DPR Kritik Penyitaan Buku oleh Polisi Pascademo Agustus
Sabtu, 27 September 2025 | 09:30 WIB
Jakarta, NU Online
Anggota Komisi X DPR RI, Bonnie Triyana, mempertanyakan langkah Kepolisian yang menyita sejumlah buku sebagai barang bukti dalam penangkapan pascademonstrasi pada akhir Agustus 2025.
Ia menegaskan bahwa buku adalah sarana memperkaya pemikiran, bukan instrumen untuk melakukan tindak kejahatan.

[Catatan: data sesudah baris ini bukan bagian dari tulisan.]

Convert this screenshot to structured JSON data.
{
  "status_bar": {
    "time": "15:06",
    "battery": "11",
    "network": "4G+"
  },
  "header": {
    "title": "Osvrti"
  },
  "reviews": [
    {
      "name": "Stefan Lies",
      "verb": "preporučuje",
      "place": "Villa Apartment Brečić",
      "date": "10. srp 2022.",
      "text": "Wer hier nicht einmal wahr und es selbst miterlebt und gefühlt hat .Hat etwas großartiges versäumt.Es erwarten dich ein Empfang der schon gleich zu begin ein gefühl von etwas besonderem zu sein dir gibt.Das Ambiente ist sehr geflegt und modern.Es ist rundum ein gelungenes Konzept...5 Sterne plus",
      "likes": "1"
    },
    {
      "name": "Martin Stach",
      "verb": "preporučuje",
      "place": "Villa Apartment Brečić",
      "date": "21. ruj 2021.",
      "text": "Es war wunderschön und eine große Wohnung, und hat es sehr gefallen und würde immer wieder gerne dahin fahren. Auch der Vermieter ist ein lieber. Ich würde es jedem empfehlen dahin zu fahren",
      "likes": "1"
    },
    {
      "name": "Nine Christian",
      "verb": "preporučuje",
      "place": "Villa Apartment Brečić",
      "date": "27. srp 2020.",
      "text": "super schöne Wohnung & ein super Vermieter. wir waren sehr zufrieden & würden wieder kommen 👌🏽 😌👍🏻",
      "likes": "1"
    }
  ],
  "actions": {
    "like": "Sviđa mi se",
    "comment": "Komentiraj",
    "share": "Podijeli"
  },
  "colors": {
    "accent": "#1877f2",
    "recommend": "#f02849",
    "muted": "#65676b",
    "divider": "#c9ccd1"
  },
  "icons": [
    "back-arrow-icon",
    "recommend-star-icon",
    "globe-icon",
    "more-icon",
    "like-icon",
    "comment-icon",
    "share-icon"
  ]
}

"Membaca buku bukanlah sebuah kejahatan. Saya mengecam tindakan kepolisian menyita buku sebagai alat bukti kejahatan karena akan menjadi preseden buruk bagi kebebasan berpikir dan berpendapat," kata Bonnie keterangan yang diterima NU Online, Sabtu (27/9/2025).
Menurut Bonnie, dampak dari penyitaan buku dapat merembet ke dunia akademik, di mana ruang diskusi seharusnya dibangun berdasarkan metode ilmiah.
"Terutama imbasnya ke dunia akademik di mana pikiran dan pemikiran diuji berdasarkan kaidah-kaidah ilmiah," tambahnya.
Penyitaan Buku di Berbagai Daerah
Dalam rangkaian penindakan pascademonstrasi 25–31 Agustus 2025 di sejumlah kota, Polisi memasukkan buku sebagai bagian dari barang bukti selain batu, spanduk, dan bom molotov. Praktik ini pertama kali muncul saat penangkapan Direktur Lokataru Foundation, Delpedro Marhaen.
Peristiwa serupa juga terjadi di Bandung, di mana aparat menyita 29 judul buku dengan beragam tema, mulai dari perlawanan jalanan hingga filsafat. Kasus berikutnya muncul di Sidoarjo, ketika dari 18 orang tersangka, polisi kembali menampilkan sejumlah buku sebagai barang bukti.
Beberapa judul yang turut disita di Sidoarjo antara lain Karl Marx karya Franz Magnis Suseno, Anarkisme karya Emma Goldman, Kisah Para Diktator karya Jules Archer, serta Strategi Perang Gerilya karya Che Guevara. Buku-buku tersebut dipajang di meja barang bukti bersama benda lain hasil penangkapan.
Bonnie menilai karya-karya yang disita justru banyak digunakan di lingkungan akademik maupun gerakan sosial karena mendorong lahirnya pikiran kritis terkait isu ketidakadilan sosial, ekonomi, dan politik.
"Buku tidak bisa menjadi barang bukti kejahatan. Menyita buku, sebagai produk pengetahuan, sama artinya memenjara pemikiran," tegasnya.
Legislator PDIP itu mengingatkan bahwa praktik semacam ini pernah terjadi dalam rezim totalitarian.
"Penyitaan buku sebagai barang bukti kejahatan hanya terjadi pada rezim fasis yang totalitarian," ungkapnya.
“Tentu kita tak mau memutar jarum jam mundur ke belakang, membawa kita kepada kondisi yang sama buruknya dengan era kolonial," sambung Bonnie.
Bonnie juga menyayangkan langkah kepolisian yang dinilainya impulsif dan tidak sensitif. Ia menilai aparat seharusnya mampu memahami aspirasi generasi muda yang sedang kritis terhadap keadaan negeri.
“Semestinya aparat peka terhadap kritik anak-anak muda. Mereka menjadi sadar akan sesuatu yang tidak beres di negeri ini karena memiliki pengetahuan menganalisis keadaan berbekal dari bacaan,” pungkasnya.